His return to Spain was bitter. She was struck by the situation the country found itself in in 1922, in the midst of the Moroccan war and on the brink of the dictatorship of Miguel Primo de Rivera. “The great Spanish people, the provincial nobles, the bourgeois, the bosses, the workers and the military were dissatisfied with the situation. In general, they were all against the politicians, Spain was already tired of lobbyism, of traditional despotism, of the politics that the men of ’68 had left us”, he evoked regarding that visit.

In 1925 he visited the Escorial with some English friends and saw the guides telling tourists that after Alfonso XIII there would be no place to bury any more kings, but that it didn’t matter because after Alfonso XIII would come the Republic. He told it to his nephew, who didn’t give it much importance.

Eulalia de Borbón left Spain in 1930 feeling that the monarchy’s days were numbered. The proclamation of the Second Republic, on April 14, 1931, surprised her in Paris. Some time later he began to write Memoirs of Doña Eulalia de Borbónwhich were published in April 1935 —90 years before the controversial biography of Juan Carlos I—, during the presidency of Alcalá-Zamora. The last pages are dedicated to the revolution. In them he praises the civility with which the Spanish people dethroned the Bourbons: “Unlike what happened in other countries in similar circumstances, not a shot was heard, not a nobleman was attacked, not an insult or a repugnant cry was heard from the Royal Family, who crossed the entire peninsula to reach the French border”.

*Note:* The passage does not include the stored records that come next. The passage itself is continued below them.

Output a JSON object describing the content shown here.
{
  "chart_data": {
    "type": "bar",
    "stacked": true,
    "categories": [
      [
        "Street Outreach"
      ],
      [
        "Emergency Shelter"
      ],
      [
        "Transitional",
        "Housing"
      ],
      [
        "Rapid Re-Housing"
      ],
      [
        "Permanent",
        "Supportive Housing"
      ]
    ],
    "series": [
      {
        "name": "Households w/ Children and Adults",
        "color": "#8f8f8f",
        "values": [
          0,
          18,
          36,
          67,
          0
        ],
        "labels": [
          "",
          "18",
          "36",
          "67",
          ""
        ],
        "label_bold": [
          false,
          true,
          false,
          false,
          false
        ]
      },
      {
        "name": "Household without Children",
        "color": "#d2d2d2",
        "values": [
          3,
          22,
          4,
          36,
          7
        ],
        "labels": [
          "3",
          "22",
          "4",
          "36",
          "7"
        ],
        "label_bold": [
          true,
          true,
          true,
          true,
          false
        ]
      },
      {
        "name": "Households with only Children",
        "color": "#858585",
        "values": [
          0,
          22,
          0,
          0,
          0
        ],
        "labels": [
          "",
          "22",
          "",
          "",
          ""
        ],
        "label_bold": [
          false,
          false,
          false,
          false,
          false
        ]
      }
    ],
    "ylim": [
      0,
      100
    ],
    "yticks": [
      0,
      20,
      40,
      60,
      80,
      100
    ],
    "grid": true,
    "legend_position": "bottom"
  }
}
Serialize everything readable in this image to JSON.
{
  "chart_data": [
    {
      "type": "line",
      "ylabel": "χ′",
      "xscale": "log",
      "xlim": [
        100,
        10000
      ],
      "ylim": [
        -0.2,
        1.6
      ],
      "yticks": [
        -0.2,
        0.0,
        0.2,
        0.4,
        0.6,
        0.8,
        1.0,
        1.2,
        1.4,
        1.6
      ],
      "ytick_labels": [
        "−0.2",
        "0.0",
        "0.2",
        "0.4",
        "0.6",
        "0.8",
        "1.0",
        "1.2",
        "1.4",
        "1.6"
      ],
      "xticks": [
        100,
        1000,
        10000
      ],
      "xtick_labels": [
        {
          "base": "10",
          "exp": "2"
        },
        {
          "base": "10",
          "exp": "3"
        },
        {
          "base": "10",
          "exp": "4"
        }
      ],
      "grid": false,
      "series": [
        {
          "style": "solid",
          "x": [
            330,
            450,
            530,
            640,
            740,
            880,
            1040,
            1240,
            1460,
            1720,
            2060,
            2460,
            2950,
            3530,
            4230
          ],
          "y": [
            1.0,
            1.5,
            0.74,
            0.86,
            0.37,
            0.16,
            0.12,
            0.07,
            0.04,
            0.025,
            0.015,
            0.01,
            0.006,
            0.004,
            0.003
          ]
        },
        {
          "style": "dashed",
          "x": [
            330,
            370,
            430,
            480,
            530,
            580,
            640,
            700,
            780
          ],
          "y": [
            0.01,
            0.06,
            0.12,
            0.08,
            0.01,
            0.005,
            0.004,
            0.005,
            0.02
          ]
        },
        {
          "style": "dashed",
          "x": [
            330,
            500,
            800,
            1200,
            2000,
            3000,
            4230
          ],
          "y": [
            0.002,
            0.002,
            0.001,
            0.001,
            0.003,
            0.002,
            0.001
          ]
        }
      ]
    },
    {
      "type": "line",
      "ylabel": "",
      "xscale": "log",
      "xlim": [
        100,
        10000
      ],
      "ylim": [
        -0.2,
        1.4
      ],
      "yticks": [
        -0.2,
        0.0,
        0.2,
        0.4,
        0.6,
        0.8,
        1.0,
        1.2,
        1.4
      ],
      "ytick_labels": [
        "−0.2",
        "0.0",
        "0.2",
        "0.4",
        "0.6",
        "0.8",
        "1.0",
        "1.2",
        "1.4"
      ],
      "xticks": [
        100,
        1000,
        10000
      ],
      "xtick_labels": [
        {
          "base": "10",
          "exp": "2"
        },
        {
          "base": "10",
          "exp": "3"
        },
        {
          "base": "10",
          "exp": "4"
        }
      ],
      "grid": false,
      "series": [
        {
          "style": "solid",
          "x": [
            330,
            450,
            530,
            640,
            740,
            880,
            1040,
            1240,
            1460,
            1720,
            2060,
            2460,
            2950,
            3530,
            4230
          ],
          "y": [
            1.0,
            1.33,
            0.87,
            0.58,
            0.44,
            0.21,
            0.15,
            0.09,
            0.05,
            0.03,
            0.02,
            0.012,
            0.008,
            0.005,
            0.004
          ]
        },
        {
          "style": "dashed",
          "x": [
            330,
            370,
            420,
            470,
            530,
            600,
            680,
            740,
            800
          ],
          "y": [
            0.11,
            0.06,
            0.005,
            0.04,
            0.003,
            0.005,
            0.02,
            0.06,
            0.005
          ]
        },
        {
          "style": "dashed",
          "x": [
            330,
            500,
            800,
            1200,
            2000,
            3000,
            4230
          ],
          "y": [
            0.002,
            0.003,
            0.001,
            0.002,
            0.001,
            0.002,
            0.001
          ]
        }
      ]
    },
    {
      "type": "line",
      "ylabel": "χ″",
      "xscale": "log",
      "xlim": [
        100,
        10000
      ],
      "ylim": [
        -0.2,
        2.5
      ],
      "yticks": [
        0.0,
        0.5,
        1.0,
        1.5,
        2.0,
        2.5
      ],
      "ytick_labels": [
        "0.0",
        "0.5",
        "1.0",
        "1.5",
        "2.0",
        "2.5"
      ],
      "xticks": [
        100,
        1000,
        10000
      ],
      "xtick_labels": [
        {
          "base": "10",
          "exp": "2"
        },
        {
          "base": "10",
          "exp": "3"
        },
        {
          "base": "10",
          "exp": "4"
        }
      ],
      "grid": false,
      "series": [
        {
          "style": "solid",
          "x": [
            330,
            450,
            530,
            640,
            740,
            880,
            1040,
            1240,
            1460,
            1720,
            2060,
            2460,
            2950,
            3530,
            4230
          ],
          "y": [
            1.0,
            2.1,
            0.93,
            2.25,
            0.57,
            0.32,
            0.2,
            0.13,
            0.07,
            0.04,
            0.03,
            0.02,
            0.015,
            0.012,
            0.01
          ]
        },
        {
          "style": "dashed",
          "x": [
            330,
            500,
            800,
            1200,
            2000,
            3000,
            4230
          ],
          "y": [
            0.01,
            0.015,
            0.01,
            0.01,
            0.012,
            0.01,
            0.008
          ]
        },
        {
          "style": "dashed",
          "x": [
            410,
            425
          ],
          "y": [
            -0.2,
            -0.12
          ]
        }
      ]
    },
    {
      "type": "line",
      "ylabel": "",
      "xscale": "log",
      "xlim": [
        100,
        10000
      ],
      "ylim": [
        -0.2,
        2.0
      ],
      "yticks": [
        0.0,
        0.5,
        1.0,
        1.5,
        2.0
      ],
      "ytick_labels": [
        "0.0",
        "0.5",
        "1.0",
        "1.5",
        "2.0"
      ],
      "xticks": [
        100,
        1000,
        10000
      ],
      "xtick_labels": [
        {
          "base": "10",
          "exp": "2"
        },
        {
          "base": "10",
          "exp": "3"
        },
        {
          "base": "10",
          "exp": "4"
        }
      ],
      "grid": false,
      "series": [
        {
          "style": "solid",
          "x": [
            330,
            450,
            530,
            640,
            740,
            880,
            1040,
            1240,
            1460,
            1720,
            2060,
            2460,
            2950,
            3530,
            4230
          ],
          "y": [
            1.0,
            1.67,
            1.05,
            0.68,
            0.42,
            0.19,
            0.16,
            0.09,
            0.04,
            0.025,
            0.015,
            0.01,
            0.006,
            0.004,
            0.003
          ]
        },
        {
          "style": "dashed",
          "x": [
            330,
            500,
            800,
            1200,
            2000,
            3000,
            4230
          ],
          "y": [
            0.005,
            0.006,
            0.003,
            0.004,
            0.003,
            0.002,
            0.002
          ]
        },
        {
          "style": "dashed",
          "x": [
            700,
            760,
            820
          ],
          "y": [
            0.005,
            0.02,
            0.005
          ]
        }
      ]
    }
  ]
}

Alfonso XIII was never able to return to Spain. The king died in Rome in 1941. The aunt, however, lived her last years in a villa in Irun. After the civil war, Franco allowed him to return to the countryside and gave him a car and driver for life. Even then, Infanta Eulalia was a legend. He had lived through the reigns of Isabella II, Alfonso XII, the Regency and Alfonso XIII, had met five pontiffs and had seen 15 European thrones fall. A young Juan Carlos de Borbón visited her from time to time. The Princess died on 8 March 1958, aged 96. His funeral was celebrated in El Escorial with great pomp. A few months later, in July, Editoriale Juventud republished his memoirs. In them he states: “God made me Spanish and as such I feel and wait and will live until the end of my days”.